Beyond Explained Variance: A Cautionary Tale of PCA

TL;DR

This paper critiques PCA for visualizing nonlinear data, demonstrating that alternative methods like t-SNE and persistent homology reveal a ring structure in fossil teeth data, challenging previous clustering interpretations.

Contribution

It introduces a combined analysis using t-SNE and persistent homology to better understand nonlinear data structures and proposes a probabilistic-geometric model supporting these findings.

Findings

PCA shows clustering, but t-SNE and PH reveal a ring structure.

The data likely lie on a one-dimensional manifold, a circle.
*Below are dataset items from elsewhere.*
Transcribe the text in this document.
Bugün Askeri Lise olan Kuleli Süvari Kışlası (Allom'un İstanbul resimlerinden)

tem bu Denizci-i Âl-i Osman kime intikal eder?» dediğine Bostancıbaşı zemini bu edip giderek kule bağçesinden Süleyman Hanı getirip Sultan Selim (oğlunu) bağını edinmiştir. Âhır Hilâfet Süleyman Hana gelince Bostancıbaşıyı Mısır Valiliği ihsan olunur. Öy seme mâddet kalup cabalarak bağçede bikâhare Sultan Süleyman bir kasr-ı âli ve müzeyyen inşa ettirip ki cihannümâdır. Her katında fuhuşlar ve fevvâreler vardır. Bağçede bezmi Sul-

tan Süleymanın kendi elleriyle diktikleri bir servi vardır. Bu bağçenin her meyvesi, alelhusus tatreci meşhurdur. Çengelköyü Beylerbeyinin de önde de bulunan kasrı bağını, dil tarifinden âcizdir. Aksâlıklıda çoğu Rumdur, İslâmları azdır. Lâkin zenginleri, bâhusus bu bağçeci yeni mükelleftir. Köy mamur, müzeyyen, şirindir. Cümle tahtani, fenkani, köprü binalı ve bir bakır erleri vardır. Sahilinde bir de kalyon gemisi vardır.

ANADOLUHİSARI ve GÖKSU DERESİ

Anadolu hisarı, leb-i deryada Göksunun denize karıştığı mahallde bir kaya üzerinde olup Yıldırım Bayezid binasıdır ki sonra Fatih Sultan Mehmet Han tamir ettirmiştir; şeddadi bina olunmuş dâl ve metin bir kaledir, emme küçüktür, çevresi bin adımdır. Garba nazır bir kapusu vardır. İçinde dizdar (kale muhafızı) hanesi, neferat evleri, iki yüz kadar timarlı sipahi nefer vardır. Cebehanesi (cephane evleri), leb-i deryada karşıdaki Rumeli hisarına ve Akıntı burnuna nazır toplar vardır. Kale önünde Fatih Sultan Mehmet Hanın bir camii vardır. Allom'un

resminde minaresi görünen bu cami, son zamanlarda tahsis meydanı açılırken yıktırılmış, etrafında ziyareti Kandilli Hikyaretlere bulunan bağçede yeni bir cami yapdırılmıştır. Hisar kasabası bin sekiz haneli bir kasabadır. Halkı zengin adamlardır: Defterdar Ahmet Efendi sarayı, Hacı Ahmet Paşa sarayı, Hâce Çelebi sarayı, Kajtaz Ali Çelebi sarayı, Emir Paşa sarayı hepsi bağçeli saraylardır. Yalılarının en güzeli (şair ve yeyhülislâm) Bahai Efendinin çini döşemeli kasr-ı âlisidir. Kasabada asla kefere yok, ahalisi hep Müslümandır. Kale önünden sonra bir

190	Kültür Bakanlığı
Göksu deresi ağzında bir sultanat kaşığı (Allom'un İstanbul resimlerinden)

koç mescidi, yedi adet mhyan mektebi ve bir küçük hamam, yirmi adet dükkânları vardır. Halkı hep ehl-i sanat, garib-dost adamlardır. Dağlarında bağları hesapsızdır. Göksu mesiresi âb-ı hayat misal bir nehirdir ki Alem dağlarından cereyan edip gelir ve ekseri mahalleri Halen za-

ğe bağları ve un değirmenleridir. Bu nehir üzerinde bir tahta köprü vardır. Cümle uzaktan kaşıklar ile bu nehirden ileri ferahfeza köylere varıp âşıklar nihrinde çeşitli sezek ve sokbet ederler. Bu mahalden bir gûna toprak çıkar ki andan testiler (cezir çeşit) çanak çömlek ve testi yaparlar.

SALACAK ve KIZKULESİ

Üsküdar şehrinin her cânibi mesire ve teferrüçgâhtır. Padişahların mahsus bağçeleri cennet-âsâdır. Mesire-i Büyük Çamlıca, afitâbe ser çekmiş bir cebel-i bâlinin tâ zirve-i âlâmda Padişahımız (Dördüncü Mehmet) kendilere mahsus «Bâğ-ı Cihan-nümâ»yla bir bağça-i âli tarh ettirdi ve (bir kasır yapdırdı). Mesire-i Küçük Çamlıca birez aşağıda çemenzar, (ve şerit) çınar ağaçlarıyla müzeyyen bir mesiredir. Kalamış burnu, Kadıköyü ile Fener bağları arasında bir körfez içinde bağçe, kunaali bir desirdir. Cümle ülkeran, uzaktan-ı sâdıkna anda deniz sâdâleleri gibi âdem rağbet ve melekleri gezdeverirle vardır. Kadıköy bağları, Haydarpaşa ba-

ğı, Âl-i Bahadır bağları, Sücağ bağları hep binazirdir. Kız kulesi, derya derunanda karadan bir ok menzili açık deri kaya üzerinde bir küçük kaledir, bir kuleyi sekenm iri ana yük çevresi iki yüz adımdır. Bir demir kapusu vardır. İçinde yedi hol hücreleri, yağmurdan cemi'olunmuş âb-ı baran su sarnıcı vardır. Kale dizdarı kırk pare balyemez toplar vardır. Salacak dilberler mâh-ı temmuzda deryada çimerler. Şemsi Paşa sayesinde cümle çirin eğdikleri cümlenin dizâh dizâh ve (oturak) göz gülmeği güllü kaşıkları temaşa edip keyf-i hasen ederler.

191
Pairwise cosine distances follow an arcsine distribution, supporting the geometric model.

Abstract

We address shortcomings of principal component analysis (PCA) for visualizing high-dimensional data lying on a nonlinear low-dimensional manifold via two-dimensional scatterplots, focusing on a fossil teeth dataset from the early mammalian insectivore Kuehneotherium. While the PCA scatterplot reported by Jolliffe and Cadima (Philosophical Transactions of the Royal Society A, 2016) shows clustering in the region where PC2 < 0, our analysis based on t-SNE and persistent homology (PH) reveals a ring-like structure with no evident clustering and intrinsic dimensionality equal to one. We further propose a generative probabilistic-geometric model in which the data are sampled uniformly from a unit circle. Under this model, pairwise cosine distances follow an arcsine distribution, in qualitative agreement with the observed U-shaped distribution, thereby independently supporting the analysis based on t-SNE and persistent homology.